L’autre argument développé par le juge, pour rejeter la requête, c’est par rapport aux victimes du Covid-19 qui sont déplacées d’une localité à une autre : «les corps des personnes décédées au Sénégal du Covid-19 préparés et transportés de Dakar vers d’autres villes du Sénégal par les services compétents aux fins d’inhumation, par rapport notamment au lieu, au transport et au suivi et contrôle par l’autorité administrative de la manipulation ne se trouvent pas dans la même situation que les corps des personnes décédées à l’étranger», tranche-t-il. Le juge des référés a aussi invoqué la situation d’état d’urgence dans lequel se trouve le Sénégal qui donne à l’autorité administrative le droit de «prendre des mesures restrictives de la liberté individuelle». En sus, «en matière de pouvoir discrétionnaire, comme c’est le cas, en l’espèce, poursuit le magistrat dans sa motivation, le droit laisse à l’administration un libre pouvoir d’appréciation».

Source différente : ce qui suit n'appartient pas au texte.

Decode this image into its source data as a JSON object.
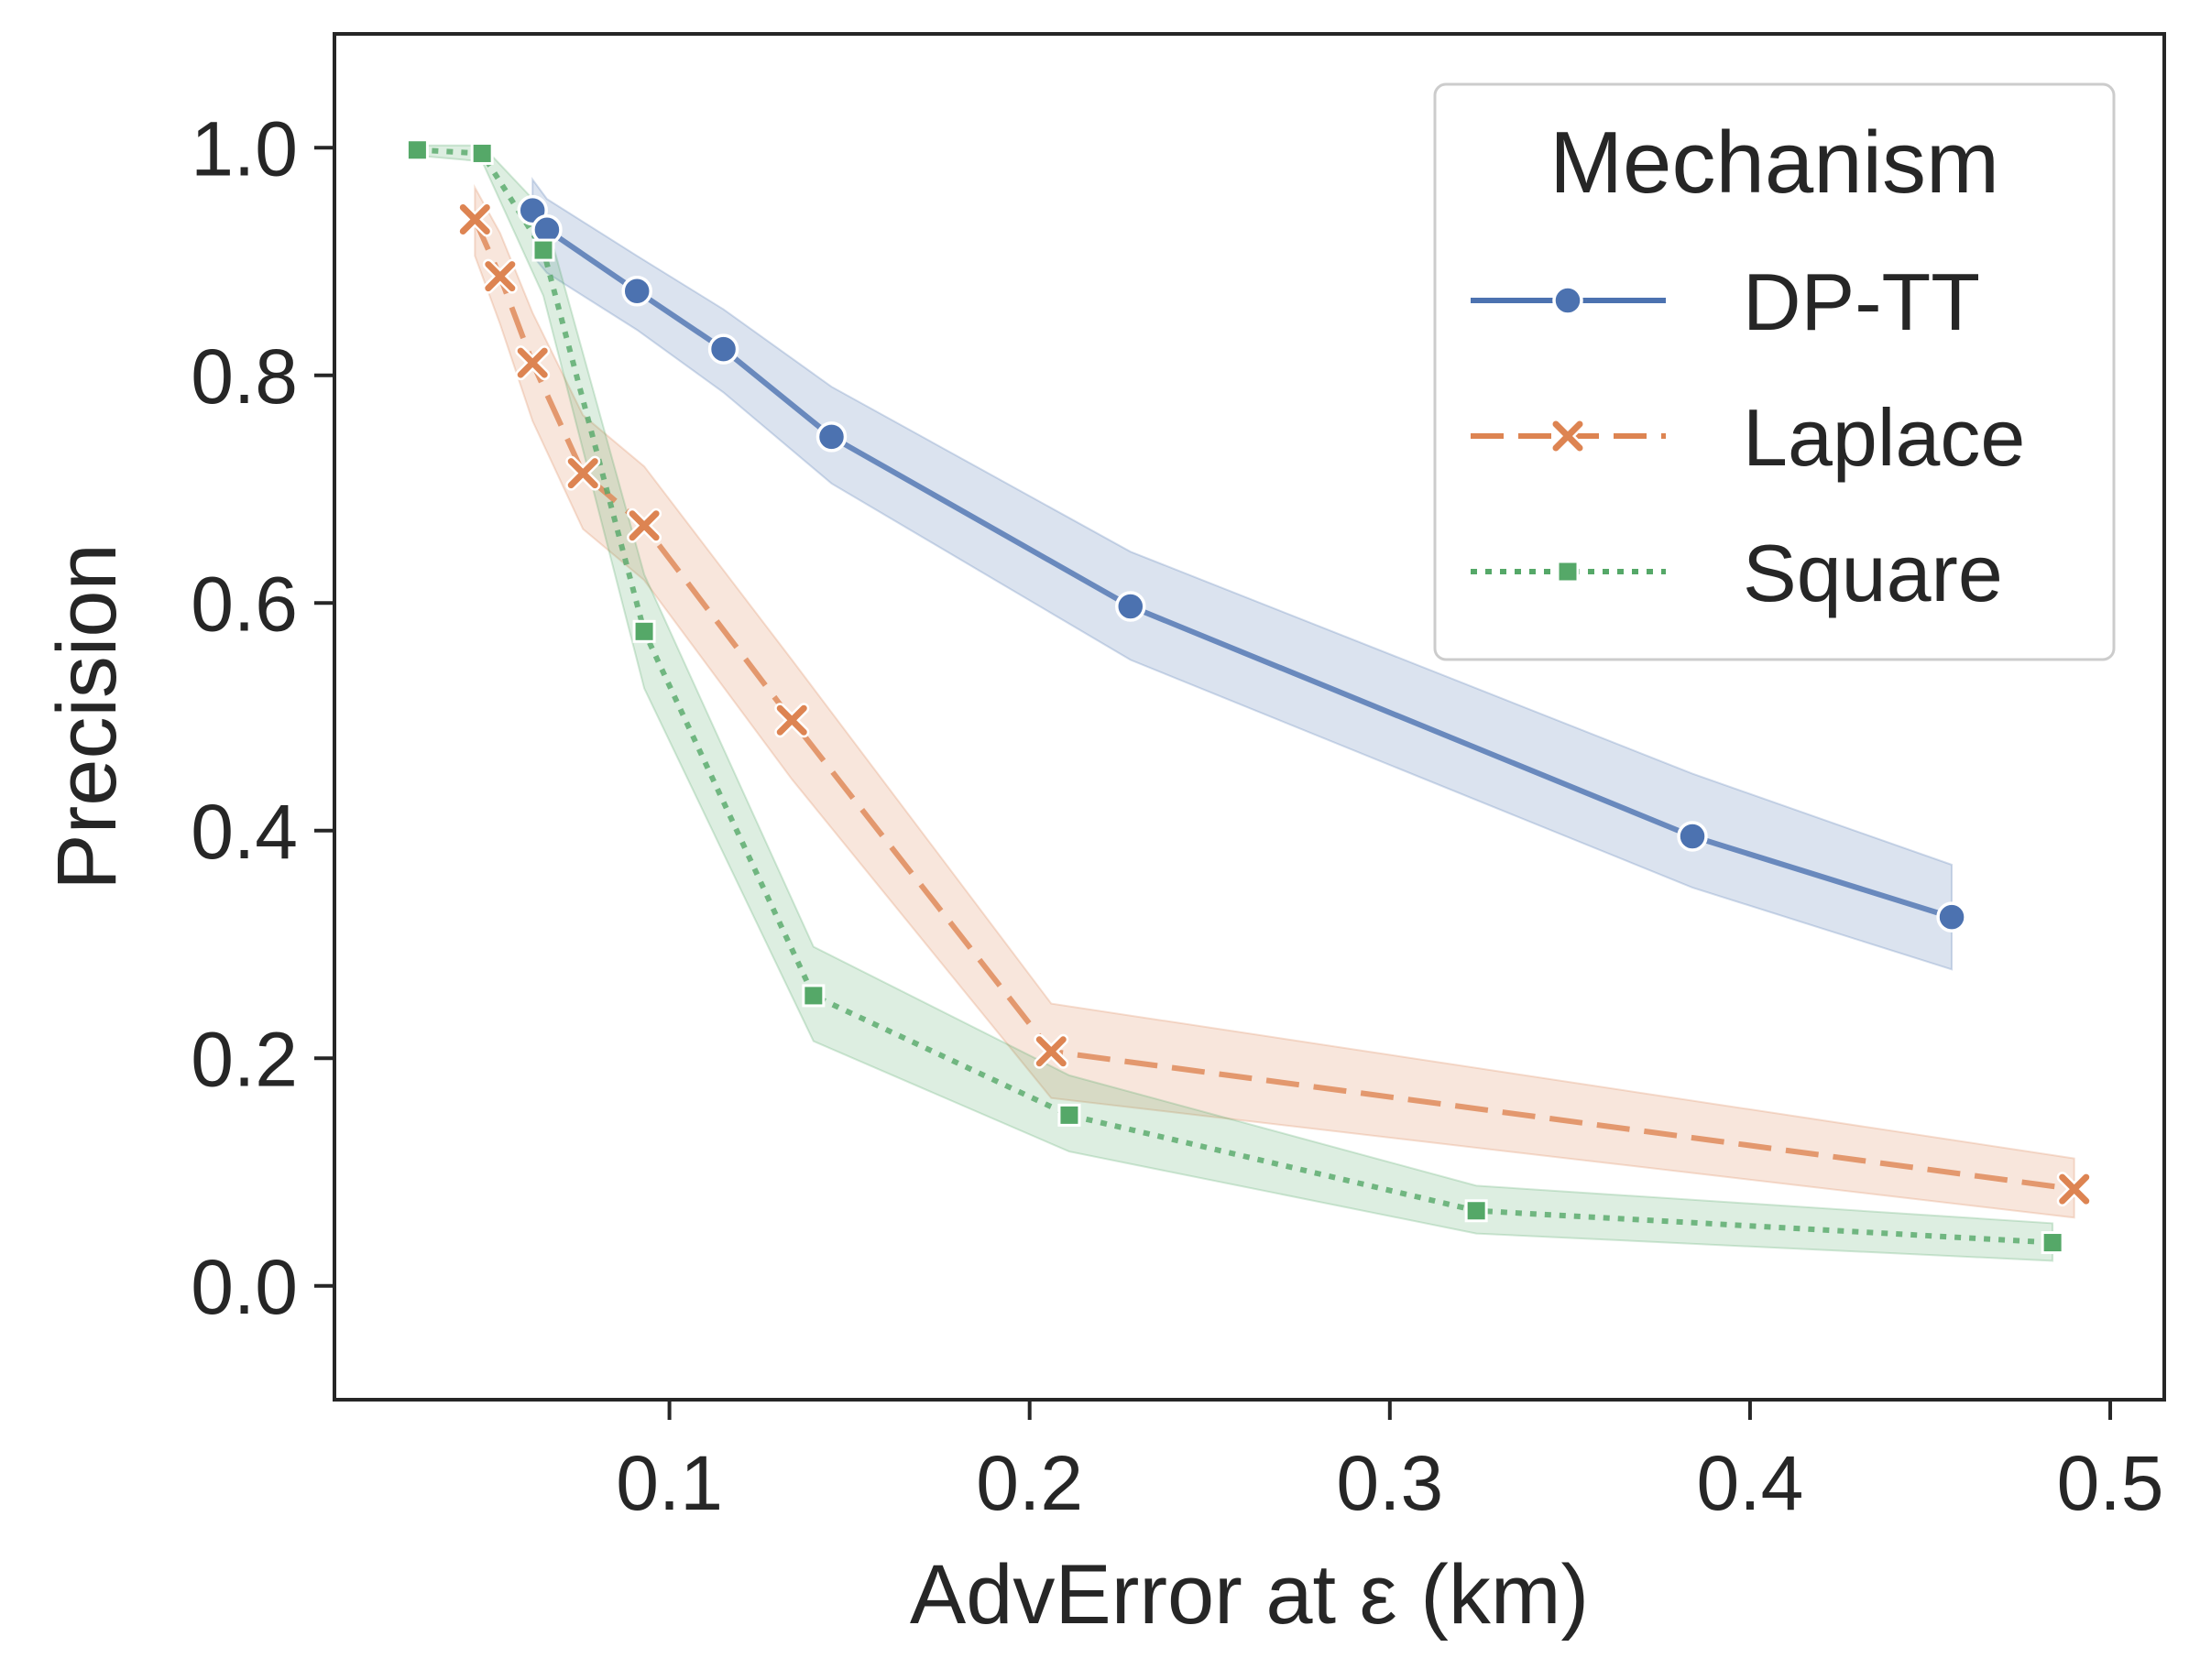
{
  "chart_data": {
    "type": "line",
    "title": "",
    "xlabel": "AdvError at ε (km)",
    "ylabel": "Precision",
    "xlim": [
      0.007,
      0.515
    ],
    "ylim": [
      -0.1,
      1.1
    ],
    "xticks": [
      0.1,
      0.2,
      0.3,
      0.4,
      0.5
    ],
    "yticks": [
      0.0,
      0.2,
      0.4,
      0.6,
      0.8,
      1.0
    ],
    "xtick_labels": [
      "0.1",
      "0.2",
      "0.3",
      "0.4",
      "0.5"
    ],
    "ytick_labels": [
      "0.0",
      "0.2",
      "0.4",
      "0.6",
      "0.8",
      "1.0"
    ],
    "grid": false,
    "legend": {
      "title": "Mechanism",
      "placement": "top-right"
    },
    "series": [
      {
        "name": "DP-TT",
        "color": "#4c72b0",
        "marker": "circle",
        "linestyle": "solid",
        "points": [
          {
            "x": 0.062,
            "y": 0.945,
            "lo": 0.905,
            "hi": 0.972
          },
          {
            "x": 0.066,
            "y": 0.928,
            "lo": 0.89,
            "hi": 0.955
          },
          {
            "x": 0.091,
            "y": 0.874,
            "lo": 0.84,
            "hi": 0.905
          },
          {
            "x": 0.115,
            "y": 0.823,
            "lo": 0.785,
            "hi": 0.858
          },
          {
            "x": 0.145,
            "y": 0.746,
            "lo": 0.705,
            "hi": 0.79
          },
          {
            "x": 0.228,
            "y": 0.597,
            "lo": 0.55,
            "hi": 0.645
          },
          {
            "x": 0.384,
            "y": 0.395,
            "lo": 0.35,
            "hi": 0.45
          },
          {
            "x": 0.456,
            "y": 0.324,
            "lo": 0.278,
            "hi": 0.37
          }
        ]
      },
      {
        "name": "Laplace",
        "color": "#dd8452",
        "marker": "x",
        "linestyle": "dashed",
        "points": [
          {
            "x": 0.046,
            "y": 0.937,
            "lo": 0.905,
            "hi": 0.965
          },
          {
            "x": 0.053,
            "y": 0.887,
            "lo": 0.845,
            "hi": 0.925
          },
          {
            "x": 0.062,
            "y": 0.811,
            "lo": 0.76,
            "hi": 0.855
          },
          {
            "x": 0.076,
            "y": 0.714,
            "lo": 0.665,
            "hi": 0.765
          },
          {
            "x": 0.093,
            "y": 0.668,
            "lo": 0.62,
            "hi": 0.72
          },
          {
            "x": 0.134,
            "y": 0.497,
            "lo": 0.445,
            "hi": 0.55
          },
          {
            "x": 0.206,
            "y": 0.206,
            "lo": 0.165,
            "hi": 0.248
          },
          {
            "x": 0.49,
            "y": 0.085,
            "lo": 0.06,
            "hi": 0.112
          }
        ]
      },
      {
        "name": "Square",
        "color": "#55a868",
        "marker": "square",
        "linestyle": "dotted",
        "points": [
          {
            "x": 0.03,
            "y": 0.998,
            "lo": 0.993,
            "hi": 1.002
          },
          {
            "x": 0.048,
            "y": 0.995,
            "lo": 0.988,
            "hi": 1.002
          },
          {
            "x": 0.065,
            "y": 0.91,
            "lo": 0.87,
            "hi": 0.945
          },
          {
            "x": 0.093,
            "y": 0.575,
            "lo": 0.525,
            "hi": 0.625
          },
          {
            "x": 0.14,
            "y": 0.255,
            "lo": 0.215,
            "hi": 0.298
          },
          {
            "x": 0.211,
            "y": 0.15,
            "lo": 0.118,
            "hi": 0.185
          },
          {
            "x": 0.324,
            "y": 0.066,
            "lo": 0.046,
            "hi": 0.088
          },
          {
            "x": 0.484,
            "y": 0.038,
            "lo": 0.022,
            "hi": 0.055
          }
        ]
      }
    ]
  }
}
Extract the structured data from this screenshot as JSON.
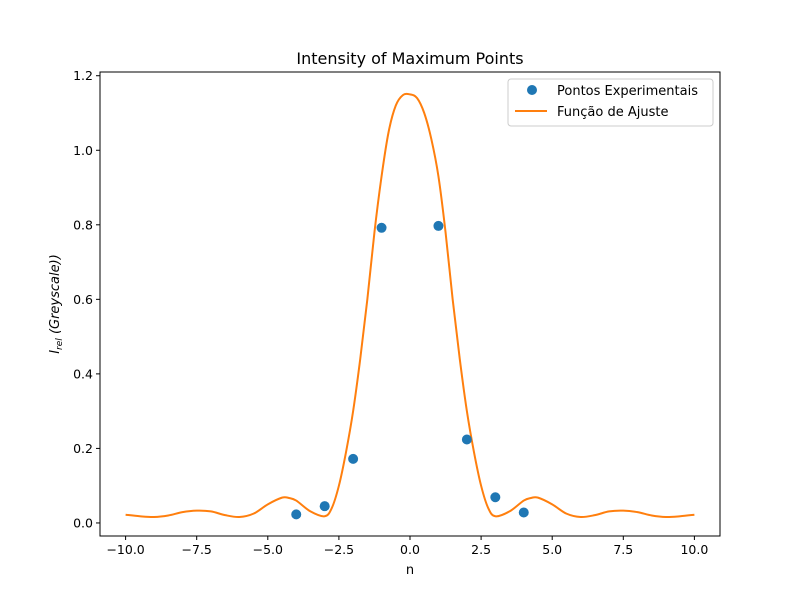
{
  "chart_data": {
    "type": "scatter",
    "title": "Intensity of Maximum Points",
    "xlabel": "n",
    "ylabel": {
      "base": "I",
      "subscript": "rel",
      "suffix": " (Greyscale))"
    },
    "xlim": [
      -10.9,
      10.9
    ],
    "ylim": [
      -0.035,
      1.21
    ],
    "grid": false,
    "legend_position": "upper right",
    "x_ticks": [
      -10.0,
      -7.5,
      -5.0,
      -2.5,
      0.0,
      2.5,
      5.0,
      7.5,
      10.0
    ],
    "x_tick_labels": [
      "−10.0",
      "−7.5",
      "−5.0",
      "−2.5",
      "0.0",
      "2.5",
      "5.0",
      "7.5",
      "10.0"
    ],
    "y_ticks": [
      0.0,
      0.2,
      0.4,
      0.6,
      0.8,
      1.0,
      1.2
    ],
    "y_tick_labels": [
      "0.0",
      "0.2",
      "0.4",
      "0.6",
      "0.8",
      "1.0",
      "1.2"
    ],
    "series": [
      {
        "name": "Pontos Experimentais",
        "kind": "scatter",
        "color": "#1f77b4",
        "x": [
          -4,
          -3,
          -2,
          -1,
          1,
          2,
          3,
          4
        ],
        "y": [
          0.023,
          0.045,
          0.172,
          0.792,
          0.797,
          0.224,
          0.069,
          0.028
        ]
      },
      {
        "name": "Função de Ajuste",
        "kind": "line",
        "color": "#ff7f0e",
        "x": [
          -10.0,
          -9.5,
          -9.0,
          -8.5,
          -8.0,
          -7.5,
          -7.0,
          -6.5,
          -6.0,
          -5.5,
          -5.0,
          -4.5,
          -4.25,
          -4.0,
          -3.5,
          -3.0,
          -2.75,
          -2.5,
          -2.25,
          -2.0,
          -1.75,
          -1.5,
          -1.25,
          -1.0,
          -0.75,
          -0.5,
          -0.25,
          0.0,
          0.25,
          0.5,
          0.75,
          1.0,
          1.25,
          1.5,
          1.75,
          2.0,
          2.25,
          2.5,
          2.75,
          3.0,
          3.5,
          4.0,
          4.25,
          4.5,
          5.0,
          5.5,
          6.0,
          6.5,
          7.0,
          7.5,
          8.0,
          8.5,
          9.0,
          9.5,
          10.0
        ],
        "y": [
          0.022,
          0.018,
          0.016,
          0.02,
          0.029,
          0.033,
          0.031,
          0.021,
          0.016,
          0.025,
          0.05,
          0.068,
          0.067,
          0.06,
          0.031,
          0.018,
          0.04,
          0.1,
          0.19,
          0.3,
          0.44,
          0.6,
          0.78,
          0.93,
          1.05,
          1.12,
          1.148,
          1.15,
          1.14,
          1.1,
          1.03,
          0.93,
          0.78,
          0.6,
          0.44,
          0.3,
          0.19,
          0.1,
          0.04,
          0.018,
          0.031,
          0.06,
          0.067,
          0.068,
          0.05,
          0.025,
          0.016,
          0.021,
          0.031,
          0.033,
          0.029,
          0.02,
          0.016,
          0.018,
          0.022
        ]
      }
    ]
  }
}
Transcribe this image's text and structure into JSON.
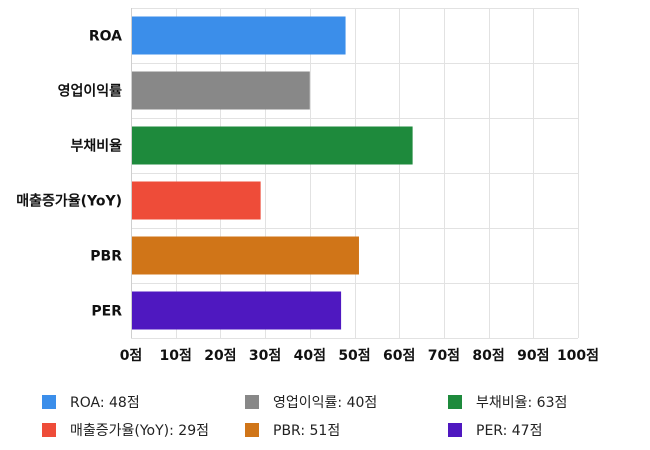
{
  "chart_data": {
    "type": "bar",
    "orientation": "horizontal",
    "categories": [
      "ROA",
      "영업이익률",
      "부채비율",
      "매출증가율(YoY)",
      "PBR",
      "PER"
    ],
    "values": [
      48,
      40,
      63,
      29,
      51,
      47
    ],
    "colors": [
      "#3b8eea",
      "#888888",
      "#1e8a3c",
      "#ee4c39",
      "#d07518",
      "#4f18c0"
    ],
    "xlim": [
      0,
      100
    ],
    "xticks": [
      0,
      10,
      20,
      30,
      40,
      50,
      60,
      70,
      80,
      90,
      100
    ],
    "xtick_labels": [
      "0점",
      "10점",
      "20점",
      "30점",
      "40점",
      "50점",
      "60점",
      "70점",
      "80점",
      "90점",
      "100점"
    ],
    "grid": true,
    "legend_position": "bottom",
    "legend": [
      {
        "label": "ROA: 48점",
        "color": "#3b8eea"
      },
      {
        "label": "영업이익률: 40점",
        "color": "#888888"
      },
      {
        "label": "부채비율: 63점",
        "color": "#1e8a3c"
      },
      {
        "label": "매출증가율(YoY): 29점",
        "color": "#ee4c39"
      },
      {
        "label": "PBR: 51점",
        "color": "#d07518"
      },
      {
        "label": "PER: 47점",
        "color": "#4f18c0"
      }
    ]
  }
}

En outre, pour lui, contrairement à l’avis des requérants, l’autorité administrative ne s’est pas fondée sur les recommandations de l’Oms pour prendre sa décision, mais elle l’a motivée par «le risque de contagion lié à la manipulation des dépouilles». Il n’y a donc pas, pour le juge, «d’erreur de fait» de la part de l’autorité administrative. Sur l’atteinte grave à la liberté, le juge a pourtant considéré qu’en «interdisant le rapatriement des corps des personnes décédées du Covid-19 la décision attaquée porte atteinte nécessairement aux libertés invoquées». Toutefois, il argue que «la proportionnalité doit s’analyser dans un rapport entre la mesure prise et la protection de la santé des populations, but poursuivi par l’autorité administrative qui doit opérer un choix entre l’intérêt général et les intérêts des requérants pour l’exercice de leur liberté».